How to Install Reinforced Concrete Pipe (RCP)
Reinforced concrete pipes, or RCPs, are used in storm sewer systems and water sewer systems. The installation of these pipes is challenging because they are heavy and require heavy equipment to move and place them. This article will cover best practices for RCP handling and installation.
Handling Reinforced Concrete Pipe
Reinforced concrete pipes should be managed carefully to prevent damaging the bell (the wide or flared end of the RCP) and spigot (the narrow end that is inserted into the bell of an adjoining pipe). RCPs not be dragged to the site. It is recommended that you unload the pipes using a nylon sling or other certified material that can support the weight of the pipe, and be balanced precisely in the sling.
Excavating Reinforced Concrete Pipe
Before starting the installation process, be sure to have the trench prepared to accommodate at least two pipes. By doing this, you can verify that the installation will meet the required slope and that subsequent trenching will not impact the pipe being installed nor compromise worker safety.
After every RCP is installed, you must check line and grade levels. Remember that the trench must be wide enough allowing workers to install and manage the pipe safely. Do not adjust the pipe alignment or grade with the pipe in the home position. Remember that during the installation process the pipes must not be supported on bells as it could damage them. The bedding material shall be free of debris and must provide a uniformly level surface.
Preparing Joining Surfaces of RCP
Before laying out the RC pipe, you will need to carefully clean all dirt from the joining surfaces of the bell of the pipe. If the surface is not properly cleaned, it may prevent proper homing of the pipe.
Using a brush or gloves, add lubricant to the bell portion of the RCP. Check with the RCP manufacturer for suggested lubricants that should be used. Lubricant should be sufficient to prevent the gasket from rolling away and damaging the bell end. Clean the spigot or tongue end of the pipe so the gasket will seal adequately. Lubricate the tongue end of the pipe, including the gasket recess. When the lubricating grease is insufficient, the gasket may twist out of recess. Remember to lubricate the gasket before putting it on the tongue of the RCP.
To install the RCP, you will need a couple of workers to manage the pipe. It is important to lubricate pipe bell and gasket as mentioned above to avoid applying excessive force.
Install the gasket and use a round object to equalize the gasket stretch. Pass the object several times along the circumference to make sure everything is in place. If the gasket is not stretched, the pipe could leak at the joint or the bell may crack. Align bell and spigot, and check that the gasket is in contact with the entry taper.

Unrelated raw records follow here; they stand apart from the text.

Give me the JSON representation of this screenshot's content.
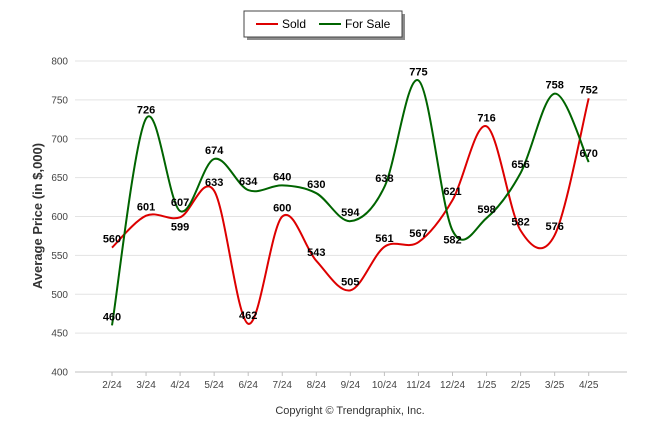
{
  "chart_data": {
    "type": "line",
    "ylabel": "Average Price (in $,000)",
    "xlabel": "",
    "ylim": [
      400,
      800
    ],
    "yticks": [
      400,
      450,
      500,
      550,
      600,
      650,
      700,
      750,
      800
    ],
    "grid": true,
    "legend_position": "top-center",
    "categories": [
      "2/24",
      "3/24",
      "4/24",
      "5/24",
      "6/24",
      "7/24",
      "8/24",
      "9/24",
      "10/24",
      "11/24",
      "12/24",
      "1/25",
      "2/25",
      "3/25",
      "4/25"
    ],
    "series": [
      {
        "name": "Sold",
        "color": "#dd0000",
        "values": [
          560,
          601,
          599,
          633,
          462,
          600,
          543,
          505,
          561,
          567,
          621,
          716,
          582,
          576,
          752
        ]
      },
      {
        "name": "For Sale",
        "color": "#006400",
        "values": [
          460,
          726,
          607,
          674,
          634,
          640,
          630,
          594,
          638,
          775,
          582,
          598,
          656,
          758,
          670
        ]
      }
    ],
    "credit": "Copyright © Trendgraphix, Inc."
  }
}
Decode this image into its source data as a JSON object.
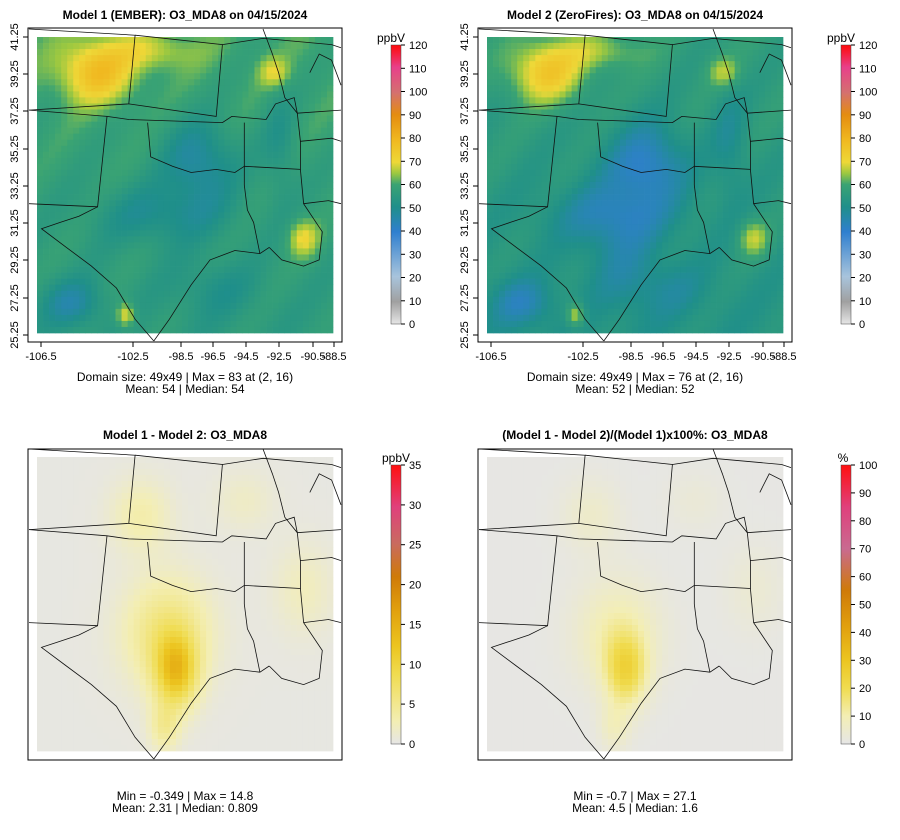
{
  "colors": {
    "diverge_abs": [
      "#e6e6e6",
      "#f2eaa0",
      "#f0dc50",
      "#e9c21c",
      "#e4ac10",
      "#d8960a",
      "#c96a05",
      "#d06a8e",
      "#e03c7a",
      "#ff1010"
    ],
    "abs_scale": [
      "#dcdcdc",
      "#9a9a9a",
      "#9ab8d6",
      "#2f7fcf",
      "#1f8f8a",
      "#3aa373",
      "#95c640",
      "#eed838",
      "#f0b820",
      "#e48c10",
      "#e06a80",
      "#e8408a",
      "#ff0a0a"
    ],
    "border": "#111111"
  },
  "chart_data": [
    {
      "type": "heatmap",
      "title": "Model 1 (EMBER): O3_MDA8 on 04/15/2024",
      "x_ticks": [
        "-106.5",
        "-102.5",
        "-98.5",
        "-96.5",
        "-94.5",
        "-92.5",
        "-90.5",
        "-88.5"
      ],
      "y_ticks": [
        "41.25",
        "39.25",
        "37.25",
        "35.25",
        "33.25",
        "31.25",
        "29.25",
        "27.25",
        "25.25"
      ],
      "colorbar": {
        "unit": "ppbV",
        "min": 0,
        "max": 120,
        "ticks": [
          "120",
          "110",
          "100",
          "90",
          "80",
          "70",
          "60",
          "50",
          "40",
          "30",
          "20",
          "10",
          "0"
        ]
      },
      "stats_line1": "Domain size: 49x49 | Max = 83 at (2, 16)",
      "stats_line2": "Mean: 54 |  Median: 54",
      "grid": [
        49,
        49
      ],
      "mean": 54,
      "median": 54,
      "max": 83
    },
    {
      "type": "heatmap",
      "title": "Model 2 (ZeroFires): O3_MDA8 on 04/15/2024",
      "x_ticks": [
        "-106.5",
        "-102.5",
        "-98.5",
        "-96.5",
        "-94.5",
        "-92.5",
        "-90.5",
        "-88.5"
      ],
      "y_ticks": [
        "41.25",
        "39.25",
        "37.25",
        "35.25",
        "33.25",
        "31.25",
        "29.25",
        "27.25",
        "25.25"
      ],
      "colorbar": {
        "unit": "ppbV",
        "min": 0,
        "max": 120,
        "ticks": [
          "120",
          "110",
          "100",
          "90",
          "80",
          "70",
          "60",
          "50",
          "40",
          "30",
          "20",
          "10",
          "0"
        ]
      },
      "stats_line1": "Domain size: 49x49 | Max = 76 at (2, 16)",
      "stats_line2": "Mean: 52 |  Median: 52",
      "grid": [
        49,
        49
      ],
      "mean": 52,
      "median": 52,
      "max": 76
    },
    {
      "type": "heatmap",
      "title": "Model 1 - Model 2: O3_MDA8",
      "colorbar": {
        "unit": "ppbV",
        "min": 0,
        "max": 35,
        "ticks": [
          "35",
          "30",
          "25",
          "20",
          "15",
          "10",
          "5",
          "0"
        ]
      },
      "stats_line1": "Min = -0.349 | Max = 14.8",
      "stats_line2": "Mean: 2.31 |  Median: 0.809",
      "min": -0.349,
      "max": 14.8,
      "mean": 2.31,
      "median": 0.809
    },
    {
      "type": "heatmap",
      "title": "(Model 1 - Model 2)/(Model 1)x100%: O3_MDA8",
      "colorbar": {
        "unit": "%",
        "min": 0,
        "max": 100,
        "ticks": [
          "100",
          "90",
          "80",
          "70",
          "60",
          "50",
          "40",
          "30",
          "20",
          "10",
          "0"
        ]
      },
      "stats_line1": "Min = -0.7 | Max = 27.1",
      "stats_line2": "Mean: 4.5 |  Median: 1.6",
      "min": -0.7,
      "max": 27.1,
      "mean": 4.5,
      "median": 1.6
    }
  ]
}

Make sure the pipe is aligned by using surveying or leveling instruments. When the pipe to be installed has a small diameter, place a wood block across the bell end of the pipe and push using a wedge bar. This should move the pipe slowly into place. Keep pushing until the pipe is completely installed. If the pipe diameter is somewhat larger and heavier, you might want to use pipe pullers to install the pipe.
Backfilling Reinforced Concrete Pipe
Backfill material should be placed carefully along the pipe and compacted thoroughly. Backfill material should be placed evenly in lifts on both sides of the pipe and fill the trench up one foot above the top of the pipe.
The material must not be bulldozed into the trench or dropped directly on top of the pipe. Do not use backfill material with large boulders as they will not be compacted and could damage the pipe.
Remember to avoid material that contains roots or other organic material. Backfill should be placed following geotechnical recommendations based on specific backfill material.
Finally, do not operate heavy construction equipment over the pipe until adequate backfill is in place or the pipe is deep enough that it will not be damaged.